Question ID:
2013_360
Legal Act:
Regulation (EU) No 575/2013 (CRR)
Topic:
Market risk
Article:
386
Paragraph:
1
Subparagraph:
b
COM Delegated or Implementing Acts/RTS/ITS/GLs/Recommendations:
Not applicable
Article/Paragraph:
CRR 386.1b
Disclose name of institution / entity:
No
Type of submitter:
Investment firm
Subject Matter:
Eligibility of index CDS hedges in Advanced CVA charge
Question:

Please can you confirm whether Basel FAQ 2c7 published in December 2012 on page 19 of BCBS's FAQ (http://www.bis.org/publ/bcbs237.pdf) is applicable under CRR?
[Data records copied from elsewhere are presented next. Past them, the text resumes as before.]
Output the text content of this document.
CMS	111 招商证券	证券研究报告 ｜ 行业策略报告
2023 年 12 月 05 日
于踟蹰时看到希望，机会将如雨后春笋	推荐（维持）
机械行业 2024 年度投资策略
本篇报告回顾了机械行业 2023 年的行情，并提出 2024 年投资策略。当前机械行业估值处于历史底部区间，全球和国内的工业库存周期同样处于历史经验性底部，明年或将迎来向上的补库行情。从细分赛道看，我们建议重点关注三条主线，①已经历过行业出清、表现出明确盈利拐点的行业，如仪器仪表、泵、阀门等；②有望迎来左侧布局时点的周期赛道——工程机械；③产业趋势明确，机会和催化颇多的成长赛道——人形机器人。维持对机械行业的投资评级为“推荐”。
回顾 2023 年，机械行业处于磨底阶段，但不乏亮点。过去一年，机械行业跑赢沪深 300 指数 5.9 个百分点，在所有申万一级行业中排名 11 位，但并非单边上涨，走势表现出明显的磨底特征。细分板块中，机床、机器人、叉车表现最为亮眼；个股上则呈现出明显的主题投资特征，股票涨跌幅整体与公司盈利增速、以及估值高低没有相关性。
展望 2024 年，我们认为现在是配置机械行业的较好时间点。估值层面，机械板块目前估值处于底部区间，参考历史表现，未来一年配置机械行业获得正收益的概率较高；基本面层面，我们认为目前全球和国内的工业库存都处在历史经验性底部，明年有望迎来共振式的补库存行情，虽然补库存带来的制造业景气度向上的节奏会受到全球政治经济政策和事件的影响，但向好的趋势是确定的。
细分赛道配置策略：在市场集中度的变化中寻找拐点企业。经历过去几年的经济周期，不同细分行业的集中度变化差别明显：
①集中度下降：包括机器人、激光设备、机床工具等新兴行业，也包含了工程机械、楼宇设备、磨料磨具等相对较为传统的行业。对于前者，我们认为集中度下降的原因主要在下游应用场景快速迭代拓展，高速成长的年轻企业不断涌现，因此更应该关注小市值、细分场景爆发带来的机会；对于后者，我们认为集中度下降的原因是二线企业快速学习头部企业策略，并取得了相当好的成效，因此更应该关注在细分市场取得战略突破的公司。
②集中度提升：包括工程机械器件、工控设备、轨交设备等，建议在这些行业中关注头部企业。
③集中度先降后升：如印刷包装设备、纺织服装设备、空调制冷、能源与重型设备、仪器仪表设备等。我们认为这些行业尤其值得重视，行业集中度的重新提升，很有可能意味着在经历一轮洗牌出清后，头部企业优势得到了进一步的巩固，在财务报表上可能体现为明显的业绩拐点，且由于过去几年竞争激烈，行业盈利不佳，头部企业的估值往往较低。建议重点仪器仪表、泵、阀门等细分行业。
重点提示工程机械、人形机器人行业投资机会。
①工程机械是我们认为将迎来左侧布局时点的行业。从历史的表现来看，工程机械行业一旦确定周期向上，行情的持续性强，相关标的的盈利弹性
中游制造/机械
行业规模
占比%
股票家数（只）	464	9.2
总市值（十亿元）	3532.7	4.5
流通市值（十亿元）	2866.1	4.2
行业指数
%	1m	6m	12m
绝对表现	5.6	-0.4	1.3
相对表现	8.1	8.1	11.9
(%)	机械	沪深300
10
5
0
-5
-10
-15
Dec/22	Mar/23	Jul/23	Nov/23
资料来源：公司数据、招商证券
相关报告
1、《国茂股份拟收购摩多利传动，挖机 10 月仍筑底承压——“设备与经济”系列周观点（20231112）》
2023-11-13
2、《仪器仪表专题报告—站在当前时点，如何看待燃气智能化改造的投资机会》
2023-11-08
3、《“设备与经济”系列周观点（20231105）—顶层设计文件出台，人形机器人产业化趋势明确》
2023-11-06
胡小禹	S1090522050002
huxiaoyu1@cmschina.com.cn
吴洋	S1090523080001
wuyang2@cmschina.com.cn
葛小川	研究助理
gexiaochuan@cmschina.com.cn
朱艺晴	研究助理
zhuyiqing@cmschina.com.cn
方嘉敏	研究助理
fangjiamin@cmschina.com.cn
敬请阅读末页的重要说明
Background on the question:

Basel FAQ 2c7 (http://www.bis.org/publ/bcbs237.pdf) states that index CDS are only eligible A-CVA hedges for proxied counterparties, if the proxy is a constituent of the index. A literal application of this FAQ severely limits the amount of CVA hedging that can be performed and therefore discourages prudent risk management. It is also not clear why there should be different requirements for proxied counterparties, compared to counterparties which do have a traded CDS. Specifically, Basel FAQs do permit index CDS to be eligible hedges for counterparties with traded credit spreads, without any requirement for the counterparty to be an index constituent.

Date of submission:
08/10/2013
Published as Final Q&A:
21/02/2014
Final Answer:

Index hedges are eligible hedges regardless of whether the counterparty (or proxy) they are hedging is an index constituent or not. However, under Article 386(1)(b) of Regulation (EU) No. 575/2013, index hedges are only eligible hedges if the basis between any individual counterparty spread and the spreads of index credit default swap hedges is reflected in the CVA-Value-at-Risk.

Status:
Final Q&A
Answer prepared by:
Answer prepared by the EBA.
Note to Q&A:
Update 26.03.2021: This Q&A has been reviewed in the light of the changes introduced to Regulation (EU) No 575/2013 (CRR) and continues to be relevant.